This document walks through the steps to register an Apache XTable™ (Incubating) synced Iceberg table in BigLake Metastore on GCP.


  1. Source (Hudi/Delta) table(s) already written to Google Cloud Storage. If you don't have the source table written in GCS, you can follow the steps in this tutorial to set it up.
  2. To ensure that the BigLake API's caller (your service account used by Apache XTable™ (Incubating)) has the necessary permissions to create a BigLake table, ask your administrator to grant BigLake Admin (roles/bigquery.admin) access to the service account.
  3. To ensure that the Storage Account API's caller (your service account used by Apache XTable™ (Incubating)) has the necessary permissions to write log/metadata files in GCS, ask your administrator to grant Storage Object User (roles/storage.objectUser) access to the service account.
  4. If you're running Apache XTable™ (Incubating) outside GCP, you need to provide the machine access to interact with BigLake and GCS. To do so, store the permissions key for your service account in your machine using
    export GOOGLE_APPLICATION_CREDENTIALS=/path/to/service_account_key.json
  5. Clone the Apache XTable™ (Incubating) repository and create the xtable-utilities-0.1.0-SNAPSHOT-bundled.jar by following the steps on the Installation page
  6. Download the BigLake Iceberg JAR locally. Apache XTable™ (Incubating) requires the JAR to be present in the classpath.

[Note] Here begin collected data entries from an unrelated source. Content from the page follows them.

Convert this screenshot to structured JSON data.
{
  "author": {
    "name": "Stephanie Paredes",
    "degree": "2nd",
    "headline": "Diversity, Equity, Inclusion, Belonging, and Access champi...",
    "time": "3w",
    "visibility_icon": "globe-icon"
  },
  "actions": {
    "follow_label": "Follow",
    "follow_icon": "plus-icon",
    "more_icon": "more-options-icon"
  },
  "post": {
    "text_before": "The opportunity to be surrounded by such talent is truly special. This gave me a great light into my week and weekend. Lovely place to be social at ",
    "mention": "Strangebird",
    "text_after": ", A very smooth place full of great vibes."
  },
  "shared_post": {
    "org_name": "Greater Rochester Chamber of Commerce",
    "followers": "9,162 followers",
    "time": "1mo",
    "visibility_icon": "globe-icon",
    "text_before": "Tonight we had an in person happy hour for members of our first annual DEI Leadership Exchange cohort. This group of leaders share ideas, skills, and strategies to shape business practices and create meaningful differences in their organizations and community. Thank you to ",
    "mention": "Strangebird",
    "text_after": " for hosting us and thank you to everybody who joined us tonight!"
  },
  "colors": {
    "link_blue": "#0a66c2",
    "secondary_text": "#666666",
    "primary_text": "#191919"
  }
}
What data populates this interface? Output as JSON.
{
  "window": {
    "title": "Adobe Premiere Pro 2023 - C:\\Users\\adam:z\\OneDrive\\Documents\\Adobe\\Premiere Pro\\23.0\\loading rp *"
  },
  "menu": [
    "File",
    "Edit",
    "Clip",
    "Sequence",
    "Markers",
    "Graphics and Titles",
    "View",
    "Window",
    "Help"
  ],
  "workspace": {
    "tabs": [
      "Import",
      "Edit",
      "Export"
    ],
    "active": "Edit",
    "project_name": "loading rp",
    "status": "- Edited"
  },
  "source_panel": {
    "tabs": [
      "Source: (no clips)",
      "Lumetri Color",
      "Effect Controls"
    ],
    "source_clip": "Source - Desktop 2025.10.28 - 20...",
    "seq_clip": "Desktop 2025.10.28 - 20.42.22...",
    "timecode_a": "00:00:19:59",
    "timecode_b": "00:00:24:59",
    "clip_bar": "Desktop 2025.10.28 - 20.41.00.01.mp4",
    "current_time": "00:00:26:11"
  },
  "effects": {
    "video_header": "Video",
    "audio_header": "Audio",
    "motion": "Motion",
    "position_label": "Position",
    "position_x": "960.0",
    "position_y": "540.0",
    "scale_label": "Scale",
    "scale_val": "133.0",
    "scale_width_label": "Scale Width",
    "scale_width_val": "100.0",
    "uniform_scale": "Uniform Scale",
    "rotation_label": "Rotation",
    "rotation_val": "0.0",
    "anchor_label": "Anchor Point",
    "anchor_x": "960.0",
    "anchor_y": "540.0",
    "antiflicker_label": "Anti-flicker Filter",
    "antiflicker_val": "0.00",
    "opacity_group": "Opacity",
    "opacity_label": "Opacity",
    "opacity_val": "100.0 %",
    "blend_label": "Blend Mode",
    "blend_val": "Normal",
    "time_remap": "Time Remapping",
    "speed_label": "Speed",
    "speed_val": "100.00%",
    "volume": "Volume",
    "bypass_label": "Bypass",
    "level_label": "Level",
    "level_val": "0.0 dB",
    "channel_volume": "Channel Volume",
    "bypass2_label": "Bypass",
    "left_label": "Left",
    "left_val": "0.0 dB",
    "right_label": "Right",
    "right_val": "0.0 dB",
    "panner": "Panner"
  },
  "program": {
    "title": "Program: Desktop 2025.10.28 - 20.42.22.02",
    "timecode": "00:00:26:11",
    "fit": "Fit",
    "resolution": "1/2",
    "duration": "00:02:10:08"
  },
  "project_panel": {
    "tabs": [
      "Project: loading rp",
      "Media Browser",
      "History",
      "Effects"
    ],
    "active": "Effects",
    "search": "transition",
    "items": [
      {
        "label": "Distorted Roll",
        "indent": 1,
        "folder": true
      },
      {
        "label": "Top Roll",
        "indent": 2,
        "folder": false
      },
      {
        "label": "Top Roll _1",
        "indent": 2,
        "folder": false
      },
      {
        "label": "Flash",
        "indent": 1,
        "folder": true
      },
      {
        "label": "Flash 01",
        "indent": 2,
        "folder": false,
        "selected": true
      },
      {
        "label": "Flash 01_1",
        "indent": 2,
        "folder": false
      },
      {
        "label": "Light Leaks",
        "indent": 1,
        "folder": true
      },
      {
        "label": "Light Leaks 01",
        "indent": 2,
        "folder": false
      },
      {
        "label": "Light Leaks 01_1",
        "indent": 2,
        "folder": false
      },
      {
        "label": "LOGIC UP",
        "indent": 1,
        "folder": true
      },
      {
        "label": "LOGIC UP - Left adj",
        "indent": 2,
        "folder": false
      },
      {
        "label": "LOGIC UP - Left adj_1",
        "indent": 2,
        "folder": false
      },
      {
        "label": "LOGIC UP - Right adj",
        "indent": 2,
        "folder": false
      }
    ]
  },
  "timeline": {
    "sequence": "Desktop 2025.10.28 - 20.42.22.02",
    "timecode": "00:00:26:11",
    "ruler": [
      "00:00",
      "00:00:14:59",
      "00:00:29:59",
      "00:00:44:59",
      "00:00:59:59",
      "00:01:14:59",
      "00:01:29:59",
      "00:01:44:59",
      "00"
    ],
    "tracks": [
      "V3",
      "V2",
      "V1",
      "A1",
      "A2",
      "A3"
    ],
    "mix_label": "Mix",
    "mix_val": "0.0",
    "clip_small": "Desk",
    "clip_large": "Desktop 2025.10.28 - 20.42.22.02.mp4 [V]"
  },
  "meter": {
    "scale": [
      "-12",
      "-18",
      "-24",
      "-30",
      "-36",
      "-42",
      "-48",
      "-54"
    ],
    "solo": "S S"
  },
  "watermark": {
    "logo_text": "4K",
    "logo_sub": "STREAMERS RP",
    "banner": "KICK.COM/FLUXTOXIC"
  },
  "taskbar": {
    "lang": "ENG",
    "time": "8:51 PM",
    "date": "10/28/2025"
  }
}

Currently BigLake Metastore is only accessible through Google's BigLake Rest APIs, and as such Apache XTable™ (Incubating) requires you to setup the below items prior to running sync on your source dataset.

  • BigLake Catalog
  • BigLake Database

Create BigLake Catalog

Use the Try this method on Google's REST reference docs for projects.locations.catalogs.create method to create a catalog.

In this tutorial we'll use us-west1 region.


Create BigLake Database

Use the Try this method on Google's REST reference docs for projects.locations.catalogs.databases.create method to create a database.


Running sync

sourceFormat: HUDI
tableBasePath: gs://path/to/source/data
tableName: table_name
namespace: database_name

The catalog information can be specified in a yaml file and passed in with the --icebergCatalogConfig option. An example catalog.yaml file to sync with BigLake Metastore:

catalogImpl: org.apache.iceberg.gcp.biglake.BigLakeCatalog
catalogName: xtable
gcp_project: <yourProjectName>
gcp_location: us-west1
warehouse: gs://path/to/warehouse

From your terminal under the cloned Apache XTable™ (Incubating) directory, run the sync process using the below command.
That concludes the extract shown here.